How to manage auto scaling groups?


I am investigating to deploy the full TICK platform, mostly comparing it with a Prometheus based solution.

Something I found really easy to configure with Prometheus was to setup auto discovery on our Google Cloud project. I didn’t find very explicit documentation on how to do it on Kapacitor, I just found this page: Scraping and discovery | Kapacitor 1.5 Documentation

The idea would be that it would not alert when instances are deleted from an autoscaling group, as it will be done and not push any new metrics. I don’t know if this would be possible ? How would you do this ?


So I’ve been taking a deeper look at the page.
If I understand right, in this case, the data is not pushed to InfluxDB as usual but Kapacitor will pull the data from the discovered nodes, and only using Prometheus compatible exporters ?

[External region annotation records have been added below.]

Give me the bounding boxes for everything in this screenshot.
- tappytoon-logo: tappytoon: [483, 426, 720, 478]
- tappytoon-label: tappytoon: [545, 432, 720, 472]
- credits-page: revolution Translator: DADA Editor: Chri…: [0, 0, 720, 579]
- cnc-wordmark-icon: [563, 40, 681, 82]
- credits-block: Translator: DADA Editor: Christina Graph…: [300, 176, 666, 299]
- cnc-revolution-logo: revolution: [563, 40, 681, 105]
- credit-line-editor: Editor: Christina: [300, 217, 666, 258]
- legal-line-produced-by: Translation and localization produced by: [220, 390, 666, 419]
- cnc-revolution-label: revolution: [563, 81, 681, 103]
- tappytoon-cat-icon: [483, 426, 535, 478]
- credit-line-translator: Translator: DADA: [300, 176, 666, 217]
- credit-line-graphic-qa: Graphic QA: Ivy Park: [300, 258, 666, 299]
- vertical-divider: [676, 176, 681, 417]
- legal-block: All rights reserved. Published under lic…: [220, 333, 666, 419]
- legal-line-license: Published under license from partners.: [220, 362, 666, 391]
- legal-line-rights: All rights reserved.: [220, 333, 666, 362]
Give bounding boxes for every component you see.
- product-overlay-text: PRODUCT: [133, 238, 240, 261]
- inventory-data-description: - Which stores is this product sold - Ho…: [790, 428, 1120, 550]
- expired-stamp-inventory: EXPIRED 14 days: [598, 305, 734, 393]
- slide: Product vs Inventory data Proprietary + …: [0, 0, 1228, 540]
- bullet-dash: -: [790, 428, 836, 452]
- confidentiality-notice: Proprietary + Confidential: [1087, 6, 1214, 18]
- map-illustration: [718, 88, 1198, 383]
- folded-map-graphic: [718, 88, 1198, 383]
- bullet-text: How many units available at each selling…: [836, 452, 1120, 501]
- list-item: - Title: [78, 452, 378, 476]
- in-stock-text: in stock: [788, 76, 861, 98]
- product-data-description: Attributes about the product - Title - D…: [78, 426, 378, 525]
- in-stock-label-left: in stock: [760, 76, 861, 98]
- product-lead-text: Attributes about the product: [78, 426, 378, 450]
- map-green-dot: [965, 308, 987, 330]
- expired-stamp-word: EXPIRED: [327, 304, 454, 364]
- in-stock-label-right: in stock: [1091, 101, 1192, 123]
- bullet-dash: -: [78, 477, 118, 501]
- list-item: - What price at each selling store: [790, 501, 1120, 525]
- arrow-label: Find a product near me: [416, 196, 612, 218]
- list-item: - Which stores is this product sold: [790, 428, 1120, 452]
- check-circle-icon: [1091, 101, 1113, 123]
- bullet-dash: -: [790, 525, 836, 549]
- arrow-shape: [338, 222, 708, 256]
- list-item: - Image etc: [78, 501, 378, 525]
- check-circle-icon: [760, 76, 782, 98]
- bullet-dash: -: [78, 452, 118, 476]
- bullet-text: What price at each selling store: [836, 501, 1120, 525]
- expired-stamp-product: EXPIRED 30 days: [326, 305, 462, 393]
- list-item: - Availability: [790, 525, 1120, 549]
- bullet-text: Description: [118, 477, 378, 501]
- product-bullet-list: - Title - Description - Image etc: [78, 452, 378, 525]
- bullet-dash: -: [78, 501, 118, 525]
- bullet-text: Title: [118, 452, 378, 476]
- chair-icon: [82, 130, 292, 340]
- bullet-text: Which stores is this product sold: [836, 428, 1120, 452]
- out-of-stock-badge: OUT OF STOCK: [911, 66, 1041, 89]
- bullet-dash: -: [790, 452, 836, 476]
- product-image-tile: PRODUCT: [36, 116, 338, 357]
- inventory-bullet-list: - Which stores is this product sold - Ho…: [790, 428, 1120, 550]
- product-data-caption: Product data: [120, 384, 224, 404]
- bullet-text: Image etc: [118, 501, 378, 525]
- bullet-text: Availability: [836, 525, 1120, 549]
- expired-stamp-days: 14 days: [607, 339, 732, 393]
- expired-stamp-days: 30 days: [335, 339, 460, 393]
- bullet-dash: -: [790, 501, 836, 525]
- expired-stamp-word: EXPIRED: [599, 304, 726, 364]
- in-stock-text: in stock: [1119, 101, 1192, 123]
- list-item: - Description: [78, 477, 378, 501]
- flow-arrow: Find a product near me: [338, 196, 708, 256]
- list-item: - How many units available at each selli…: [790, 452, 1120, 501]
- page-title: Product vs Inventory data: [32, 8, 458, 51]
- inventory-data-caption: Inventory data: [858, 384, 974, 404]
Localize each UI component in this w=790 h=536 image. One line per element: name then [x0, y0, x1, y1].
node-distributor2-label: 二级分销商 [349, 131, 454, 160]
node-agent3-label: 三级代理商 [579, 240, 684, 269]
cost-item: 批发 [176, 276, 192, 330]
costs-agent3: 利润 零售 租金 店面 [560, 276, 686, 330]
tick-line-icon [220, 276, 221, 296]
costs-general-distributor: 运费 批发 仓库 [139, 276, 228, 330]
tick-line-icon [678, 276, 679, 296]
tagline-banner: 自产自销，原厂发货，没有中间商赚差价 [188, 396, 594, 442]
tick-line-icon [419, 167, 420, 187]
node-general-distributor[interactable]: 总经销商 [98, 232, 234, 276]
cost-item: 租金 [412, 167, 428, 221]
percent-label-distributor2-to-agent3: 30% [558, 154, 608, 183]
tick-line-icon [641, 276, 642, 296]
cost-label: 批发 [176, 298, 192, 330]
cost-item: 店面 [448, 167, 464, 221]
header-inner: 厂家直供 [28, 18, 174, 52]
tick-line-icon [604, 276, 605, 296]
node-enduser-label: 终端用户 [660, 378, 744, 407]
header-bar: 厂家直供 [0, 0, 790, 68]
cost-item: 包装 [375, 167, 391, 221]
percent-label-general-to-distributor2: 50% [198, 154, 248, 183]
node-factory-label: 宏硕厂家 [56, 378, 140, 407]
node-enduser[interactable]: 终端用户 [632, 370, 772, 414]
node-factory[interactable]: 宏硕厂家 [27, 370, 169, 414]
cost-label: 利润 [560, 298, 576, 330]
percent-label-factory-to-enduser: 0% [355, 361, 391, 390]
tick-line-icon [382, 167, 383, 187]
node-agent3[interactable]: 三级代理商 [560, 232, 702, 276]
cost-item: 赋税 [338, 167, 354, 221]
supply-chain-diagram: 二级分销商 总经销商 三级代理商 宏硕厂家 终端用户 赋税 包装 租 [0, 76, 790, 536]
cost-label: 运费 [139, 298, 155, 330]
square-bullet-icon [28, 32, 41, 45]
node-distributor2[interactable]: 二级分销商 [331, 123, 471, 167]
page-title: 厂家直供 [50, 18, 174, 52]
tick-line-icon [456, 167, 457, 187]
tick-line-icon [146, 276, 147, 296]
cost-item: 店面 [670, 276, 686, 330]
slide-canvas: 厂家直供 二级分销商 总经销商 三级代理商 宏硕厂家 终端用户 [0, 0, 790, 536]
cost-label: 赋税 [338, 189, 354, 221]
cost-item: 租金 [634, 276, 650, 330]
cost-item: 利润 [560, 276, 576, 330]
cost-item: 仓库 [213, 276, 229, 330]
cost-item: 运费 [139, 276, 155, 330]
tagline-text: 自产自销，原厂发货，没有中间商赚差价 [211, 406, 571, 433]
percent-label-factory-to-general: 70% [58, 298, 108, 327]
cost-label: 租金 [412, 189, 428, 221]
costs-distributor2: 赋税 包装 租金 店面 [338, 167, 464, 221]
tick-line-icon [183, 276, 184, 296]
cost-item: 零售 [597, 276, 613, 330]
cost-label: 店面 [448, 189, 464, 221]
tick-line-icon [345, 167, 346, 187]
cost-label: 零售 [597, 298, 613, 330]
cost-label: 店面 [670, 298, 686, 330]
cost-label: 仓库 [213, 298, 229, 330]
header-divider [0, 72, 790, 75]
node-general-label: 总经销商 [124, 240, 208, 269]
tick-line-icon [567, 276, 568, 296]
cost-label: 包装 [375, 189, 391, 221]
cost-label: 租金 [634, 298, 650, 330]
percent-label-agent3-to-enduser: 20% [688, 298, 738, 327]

Then I suppose to be able to reuse the dashboards and everything I would have to use this outputs on the telegraf installed on my instances in the autoscaling group ?

Am I understanding right ? Then what would happen when the node is destroyed by autoscaler ?
Is there any example of TICKscript for this kind of application ?


I’ll leave the answer to your Kapacitor-specific questions to someone who is more familiar with that version of Prometheus metrics collection and auto-discovery. However, from another angle, have you looked into using Telegraf for this use case instead of Kapacitor, altogether?

Telegraf has a plugin for this and can be run as a Daemonset in a pod. While it doesn’t technically “auto-discover” (yet…that’s scheduled for the next feature release of Telegraf, I believe), it can run as part of every pod and configured to pull metrics from each service/container in that pod. If run that way, it will act as auto-discovery. The benefit of this is multi-faceted:

  1. This is a push-based solution so you can feasibly gather the metrics faster.

  2. It applies to more than just Prometheus metrics. If you are running other services in these pods, Telegraf can pull those metrics the same way.

  3. Telegraf is a framework for best practices with regard to InfluxDB. It has built-in features to optimize the way the data is pushed to the database such as sorting tags, retries, configurable polling intervals and flush intervals, aggregations, etc.